Prof Spowage said: “We have improved our outlook for growth in 2023 due to outturn economic data being significantly better than was expected.
“However, the increased downward pressure on demand that is going to impact growth in 2024, and maybe beyond, has led us to be less optimistic about growth next year and the year after.”
She warned there may be further price rises ahead of consumers, with the institute stating that so far most firms were “still choosing not to pass price increases onto consumers”.
The professor said: “In the main, businesses have been trying to absorb costs rather than pass them on to their customers.
“The signs are that more of them will have to pass through costs soon, though, which may lead to further price rises for consumers.”
Douglas Farish, senior partner at Deloitte in Edinburgh, said: “While Scotland’s economic performance has exceeded expectations from just a few months ago, challenges for businesses will persist throughout this year because of ongoing high inflation and rising interest rates.”
With the Bank of England having recently increased interest rates to 5% in a 13th consecutive rise, the institute warned more hikes were likely on the way.

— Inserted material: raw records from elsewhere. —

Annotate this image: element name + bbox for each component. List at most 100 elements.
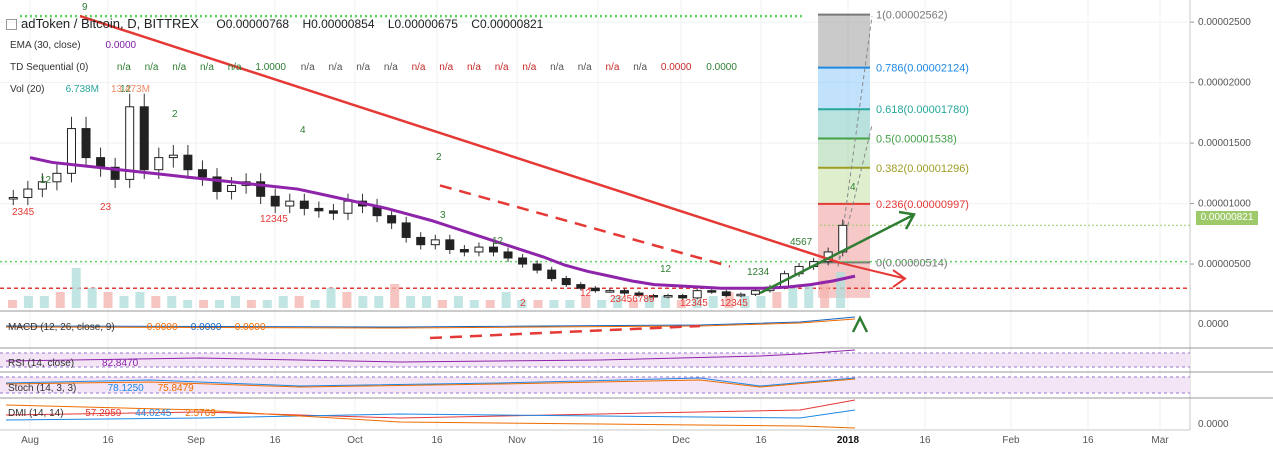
dmi-axis-label: 0.0000 xyxy=(1198,419,1229,430)
td-count-label: 1234 xyxy=(747,267,770,278)
volume-bar xyxy=(230,296,240,308)
volume-bar xyxy=(135,292,145,308)
volume-bar xyxy=(87,288,97,308)
candle-body xyxy=(139,106,149,171)
td-count-label: 12345 xyxy=(680,298,708,309)
x-tick-label: 16 xyxy=(592,435,604,446)
volume-bar xyxy=(246,300,256,308)
volume-bar xyxy=(453,296,463,308)
volume-bar xyxy=(8,300,17,308)
volume-bar xyxy=(820,280,830,308)
candle-body xyxy=(23,188,33,199)
td-count-label: 12 xyxy=(660,264,672,275)
fib-level-label: 0.382(0.00001296) xyxy=(876,163,969,175)
y-tick-label: 0.00001500 xyxy=(1198,138,1251,149)
stoch-d-line xyxy=(5,378,856,388)
macd-axis-label: 0.0000 xyxy=(1198,319,1229,330)
td-count-label: 12 xyxy=(580,288,592,299)
collapse-toggle-icon[interactable] xyxy=(6,19,17,31)
volume-bar xyxy=(262,300,272,308)
pane-label-dmi: DMI (14, 14) xyxy=(8,408,64,419)
fib-level-label: 0.786(0.00002124) xyxy=(876,63,969,75)
td-count-label: 2 xyxy=(520,298,526,309)
pane-value-macd: 0.0000 xyxy=(191,322,222,333)
td-count-label: 12345 xyxy=(720,298,748,309)
candle-body xyxy=(736,293,746,297)
indicator-value: n/a xyxy=(117,62,131,73)
volume-bar xyxy=(422,296,432,308)
pane-value-stoch: 78.1250 xyxy=(108,383,145,394)
volume-bar xyxy=(565,300,575,308)
volume-bar xyxy=(374,296,384,308)
volume-bar xyxy=(151,296,161,308)
candle-body xyxy=(503,251,513,259)
td-count-label: 9 xyxy=(82,2,88,13)
indicator-value: n/a xyxy=(439,62,453,73)
td-count-label: 4 xyxy=(300,125,306,136)
pane-label-stoch: Stoch (14, 3, 3) xyxy=(8,383,76,394)
pane-value-rsi: 82.8470 xyxy=(102,358,139,369)
volume-bar xyxy=(55,292,65,308)
volume-bar xyxy=(501,292,511,308)
volume-bar xyxy=(342,292,352,308)
indicator-value: n/a xyxy=(550,62,564,73)
volume-bar xyxy=(549,300,559,308)
td-count-label: 2 xyxy=(436,152,442,163)
candle-body xyxy=(125,106,135,180)
indicator-value: n/a xyxy=(606,62,620,73)
volume-bar xyxy=(294,296,304,308)
ema-line xyxy=(29,156,856,290)
fib-zone xyxy=(818,109,870,139)
volume-bar xyxy=(119,296,129,308)
indicator-value: 1.0000 xyxy=(255,62,286,73)
indicator-value: n/a xyxy=(329,62,343,73)
candle-body xyxy=(430,239,440,246)
arrow-head-icon xyxy=(851,315,869,333)
candle-body xyxy=(678,294,688,299)
fib-zone xyxy=(818,14,870,68)
arrow-head-icon xyxy=(892,269,907,288)
volume-bar xyxy=(660,296,670,308)
current-price-label: 0.00000821 xyxy=(1196,211,1258,225)
indicator-value: 13.473M xyxy=(111,84,150,95)
indicator-label: Vol (20) xyxy=(10,84,44,95)
fib-level-label: 1(0.00002562) xyxy=(876,10,948,22)
candle-body xyxy=(343,200,353,214)
volume-bar xyxy=(71,268,81,308)
x-tick-label: Sep xyxy=(187,435,205,446)
volume-bar xyxy=(613,296,623,308)
indicator-value: n/a xyxy=(172,62,186,73)
fib-zone xyxy=(818,138,870,168)
candle-body xyxy=(328,210,338,214)
indicator-value: n/a xyxy=(228,62,242,73)
pane-value-dmi: 57.2959 xyxy=(85,408,122,419)
dashed-trendline xyxy=(439,184,731,268)
volume-bar xyxy=(406,296,416,308)
indicator-value: n/a xyxy=(384,62,398,73)
volume-bar xyxy=(485,300,495,308)
indicator-value: n/a xyxy=(578,62,592,73)
candle-body xyxy=(227,184,237,192)
fib-zone xyxy=(818,167,870,204)
y-tick-label: 0.00002000 xyxy=(1198,78,1251,89)
volume-bar xyxy=(310,300,320,308)
y-tick-label: 0.00000500 xyxy=(1198,259,1251,270)
x-tick-label: Dec xyxy=(672,435,690,446)
indicator-label: EMA (30, close) xyxy=(10,40,81,51)
td-count-label: 3 xyxy=(440,210,446,221)
fib-level-label: 0.618(0.00001780) xyxy=(876,104,969,116)
stoch-k-line xyxy=(5,377,856,387)
td-count-label: 4 xyxy=(850,182,856,193)
pane-label-rsi: RSI (14, close) xyxy=(8,358,74,369)
candle-body xyxy=(692,290,702,299)
indicator-value: n/a xyxy=(467,62,481,73)
indicator-value: n/a xyxy=(522,62,536,73)
candle-body xyxy=(459,249,469,253)
candle-body xyxy=(387,215,397,224)
volume-bar xyxy=(517,300,527,308)
candle-body xyxy=(256,181,266,197)
pane-value-dmi: 2.5769 xyxy=(185,408,216,419)
candle-body xyxy=(488,246,498,253)
x-tick-label: Mar xyxy=(1151,435,1169,446)
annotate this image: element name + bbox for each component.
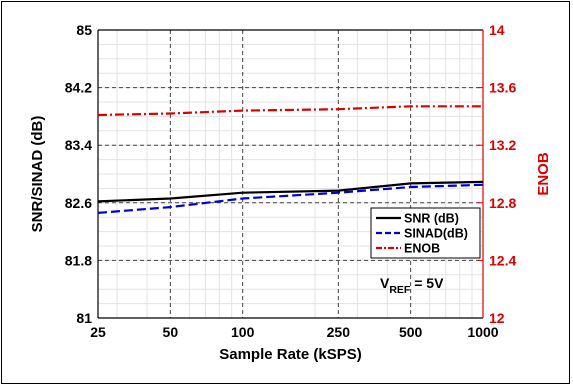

It stated: “With stickier inflation reinforcing expectations that the Bank of England will increase interest rates further in the medium term, mortgage rates are likely to continue to rise before we see any easing of cost pressures in the housing market.”
Mr Farish said: “The risks posed to the housing market are in plain sight, with rising inflation and interest rates hardening the mortgage crunch for millions of people.”